In 1974, the world was stunned by the discovery of “Lucy,” the partial skeleton of a human ancestor that walked upright—and still spent time in the trees—3.2 million years ago. Later discoveries revealed her species, scattered throughout eastern Africa, had brains bigger than chimpanzees. But a new study of an ancient toddler finds that the brains of Lucy’s kind were organized less like those of humans and more like those of chimps. That suggests the brains of our ancestors expanded before they reorganized in the ways that let us engage in more complex mental behaviors such as making tools and developing language. The remains also suggest Lucy’s species had a relatively long childhood—similar to modern humans—and that they would have needed parenting longer than their chimp relatives.
Anthropologists have made much of the fact that adult members of Lucy’s species—Australopithecus afarensis—had skulls 20% larger than a chimpanzee’s. Researchers have long debated what this meant for their brain power. Had the brains of these early hominins, or members of the human family, already reorganized by the time their kind was walking upright in Africa and—perhaps—hafting sharp stone tools 2.9 million to 3.9 million years ago? “There’s been a big debate about when the reorganization of the brain took place in the hominin lineage,” says University of Chicago paleoanthropologist Zeresenay Alemseged.
To test this idea, an international team of paleoanthropologists used a synchrotron in Grenoble, France, to take super–high-resolution images of the deformed skull and teeth of an A. afarensis toddler, known as the Dikika child, which Alemseged discovered in Ethiopia in 2000.
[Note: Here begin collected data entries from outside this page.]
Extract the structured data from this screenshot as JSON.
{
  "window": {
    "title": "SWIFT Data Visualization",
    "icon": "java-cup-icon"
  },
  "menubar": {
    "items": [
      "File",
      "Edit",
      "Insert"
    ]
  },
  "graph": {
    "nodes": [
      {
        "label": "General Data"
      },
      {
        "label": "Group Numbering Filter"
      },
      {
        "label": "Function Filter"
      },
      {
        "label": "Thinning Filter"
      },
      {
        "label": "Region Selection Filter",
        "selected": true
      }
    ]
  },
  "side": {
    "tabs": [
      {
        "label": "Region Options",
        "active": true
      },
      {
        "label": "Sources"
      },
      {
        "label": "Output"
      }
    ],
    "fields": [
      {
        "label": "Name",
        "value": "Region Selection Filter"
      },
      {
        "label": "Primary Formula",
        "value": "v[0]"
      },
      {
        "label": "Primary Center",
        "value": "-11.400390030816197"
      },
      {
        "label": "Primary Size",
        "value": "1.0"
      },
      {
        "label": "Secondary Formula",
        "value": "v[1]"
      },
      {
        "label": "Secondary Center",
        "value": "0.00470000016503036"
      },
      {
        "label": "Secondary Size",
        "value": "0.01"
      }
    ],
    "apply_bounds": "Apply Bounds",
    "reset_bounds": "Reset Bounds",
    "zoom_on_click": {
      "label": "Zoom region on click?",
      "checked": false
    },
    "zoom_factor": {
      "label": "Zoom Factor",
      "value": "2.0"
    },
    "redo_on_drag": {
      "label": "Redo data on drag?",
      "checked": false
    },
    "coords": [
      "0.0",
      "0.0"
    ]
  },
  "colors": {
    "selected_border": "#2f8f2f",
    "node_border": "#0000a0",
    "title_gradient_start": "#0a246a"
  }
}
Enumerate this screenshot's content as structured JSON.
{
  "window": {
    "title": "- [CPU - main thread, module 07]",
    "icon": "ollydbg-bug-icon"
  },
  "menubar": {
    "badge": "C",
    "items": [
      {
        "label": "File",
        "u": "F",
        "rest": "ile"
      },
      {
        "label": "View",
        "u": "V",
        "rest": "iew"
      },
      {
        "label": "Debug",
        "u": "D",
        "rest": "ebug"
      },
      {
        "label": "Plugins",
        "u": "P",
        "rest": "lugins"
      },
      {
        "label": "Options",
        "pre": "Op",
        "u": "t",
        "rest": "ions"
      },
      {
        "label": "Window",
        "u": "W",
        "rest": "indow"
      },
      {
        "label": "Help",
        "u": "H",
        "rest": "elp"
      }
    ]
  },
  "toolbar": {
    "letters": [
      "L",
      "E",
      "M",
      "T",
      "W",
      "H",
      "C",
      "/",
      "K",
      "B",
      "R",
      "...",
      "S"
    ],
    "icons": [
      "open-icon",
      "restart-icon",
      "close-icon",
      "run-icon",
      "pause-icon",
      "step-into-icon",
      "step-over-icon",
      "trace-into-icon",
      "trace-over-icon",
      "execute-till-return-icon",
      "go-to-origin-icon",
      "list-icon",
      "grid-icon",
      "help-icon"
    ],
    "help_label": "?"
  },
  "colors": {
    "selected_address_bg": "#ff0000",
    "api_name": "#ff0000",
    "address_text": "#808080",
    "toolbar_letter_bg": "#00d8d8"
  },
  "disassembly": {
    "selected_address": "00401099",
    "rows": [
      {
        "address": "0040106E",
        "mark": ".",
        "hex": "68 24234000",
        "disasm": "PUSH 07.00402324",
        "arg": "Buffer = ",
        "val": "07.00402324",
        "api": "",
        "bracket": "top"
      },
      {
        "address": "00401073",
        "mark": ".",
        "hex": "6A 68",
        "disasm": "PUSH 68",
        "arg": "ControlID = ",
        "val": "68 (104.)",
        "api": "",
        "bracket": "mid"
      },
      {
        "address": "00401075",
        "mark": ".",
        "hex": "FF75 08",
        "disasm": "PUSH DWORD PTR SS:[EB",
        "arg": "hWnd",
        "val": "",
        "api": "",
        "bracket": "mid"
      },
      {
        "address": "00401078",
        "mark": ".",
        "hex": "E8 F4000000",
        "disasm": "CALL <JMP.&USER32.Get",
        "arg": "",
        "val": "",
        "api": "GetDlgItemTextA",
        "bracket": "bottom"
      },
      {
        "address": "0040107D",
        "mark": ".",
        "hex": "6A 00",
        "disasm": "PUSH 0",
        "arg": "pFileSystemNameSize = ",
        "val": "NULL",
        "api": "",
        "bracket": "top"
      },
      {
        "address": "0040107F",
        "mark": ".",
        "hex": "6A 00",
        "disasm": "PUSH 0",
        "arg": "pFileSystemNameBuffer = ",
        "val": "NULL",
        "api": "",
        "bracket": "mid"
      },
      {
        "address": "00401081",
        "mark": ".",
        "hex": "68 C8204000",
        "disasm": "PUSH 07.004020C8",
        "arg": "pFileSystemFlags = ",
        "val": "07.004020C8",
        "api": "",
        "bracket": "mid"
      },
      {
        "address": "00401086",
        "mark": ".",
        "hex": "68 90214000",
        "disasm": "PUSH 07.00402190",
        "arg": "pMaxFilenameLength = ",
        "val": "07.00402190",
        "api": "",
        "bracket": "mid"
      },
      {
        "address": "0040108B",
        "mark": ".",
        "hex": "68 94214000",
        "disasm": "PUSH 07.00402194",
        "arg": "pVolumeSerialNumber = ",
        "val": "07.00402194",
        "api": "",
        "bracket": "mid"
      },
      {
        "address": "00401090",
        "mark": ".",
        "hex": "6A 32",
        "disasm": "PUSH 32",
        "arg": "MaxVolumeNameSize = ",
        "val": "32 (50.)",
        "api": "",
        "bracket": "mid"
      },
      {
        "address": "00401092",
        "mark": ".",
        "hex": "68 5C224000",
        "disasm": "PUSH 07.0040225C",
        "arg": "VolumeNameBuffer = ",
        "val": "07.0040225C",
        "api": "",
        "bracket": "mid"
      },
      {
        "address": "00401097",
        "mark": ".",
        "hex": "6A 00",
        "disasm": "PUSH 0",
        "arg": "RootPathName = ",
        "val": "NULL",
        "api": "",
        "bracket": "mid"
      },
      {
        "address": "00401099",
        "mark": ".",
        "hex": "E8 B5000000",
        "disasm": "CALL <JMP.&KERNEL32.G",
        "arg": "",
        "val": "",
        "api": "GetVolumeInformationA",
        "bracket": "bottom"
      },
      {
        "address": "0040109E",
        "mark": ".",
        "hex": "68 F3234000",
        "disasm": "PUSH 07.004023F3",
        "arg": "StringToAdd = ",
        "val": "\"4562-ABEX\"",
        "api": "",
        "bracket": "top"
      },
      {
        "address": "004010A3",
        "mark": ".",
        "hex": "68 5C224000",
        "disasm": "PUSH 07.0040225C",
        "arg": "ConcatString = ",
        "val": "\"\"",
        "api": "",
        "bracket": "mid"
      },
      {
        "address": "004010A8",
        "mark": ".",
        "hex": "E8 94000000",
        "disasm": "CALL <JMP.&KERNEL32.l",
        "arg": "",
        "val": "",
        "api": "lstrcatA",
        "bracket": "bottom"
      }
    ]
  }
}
The team zoomed in on the inside of the skull, where the brain leaves an imprint. They found that a fold in the tissue at the back of the brain, called the lunate sulcus, was in the same position as in a chimp, not a human brain where its position may have had some impact on complex mental function. Other features also showed “the brain imprint of A. afarensis is completely apelike,” says paleoanthropologist Philipp Gunz of the Max Planck Institute for Evolutionary Anthropology. Gunz spent 7 years doing the 3D reconstruction of the skull of Dikika and six other adult and juvenile members of the species.
The team also painstakingly counted growth lines on the Dikika child’s teeth and found that it was 2.4 years old at the time of death. Its brain volume was about 275 milliliters, the same as for a chimp of the same age. A second skull was of similar age and size; both suggest A. afarensis’s brain grew at about the same rate as a chimp’s, the team reports today in Science Advances. To reach its adult brain size, A. afarensis therefore must have had a longer period of brain growth—or childhood—which is a hallmark of later humans, including us.
Those longer childhoods demand that mothers or other caretakers invest more energy in raising their offspring. “This suggests that a longer childhood emerged way before [our genus] Homo,” Alemseged says.
The new reconstructions of the Dikika skull are “exceptional,” says paleoanthropologist Steven Leigh of the University of Colorado, Boulder, who was not part of the study. But evolutionary neuroscientist Chet Sherwood of George Washington University cautions that because the study is based on skulls of only two juveniles and five adults, “one needs to be cautious.” And recent studies question how much differences on the surface of the brain actually correspond with rewiring of the brain and real functional change in different species, says neuroscientist and anthropologist Katerina Semendeferi of the University of California, San Diego. Nevertheless, both think the reconstructions are spectacular. And, Sherwood adds, these fossils are so rare that they’re “worth pursuing as much as possible.”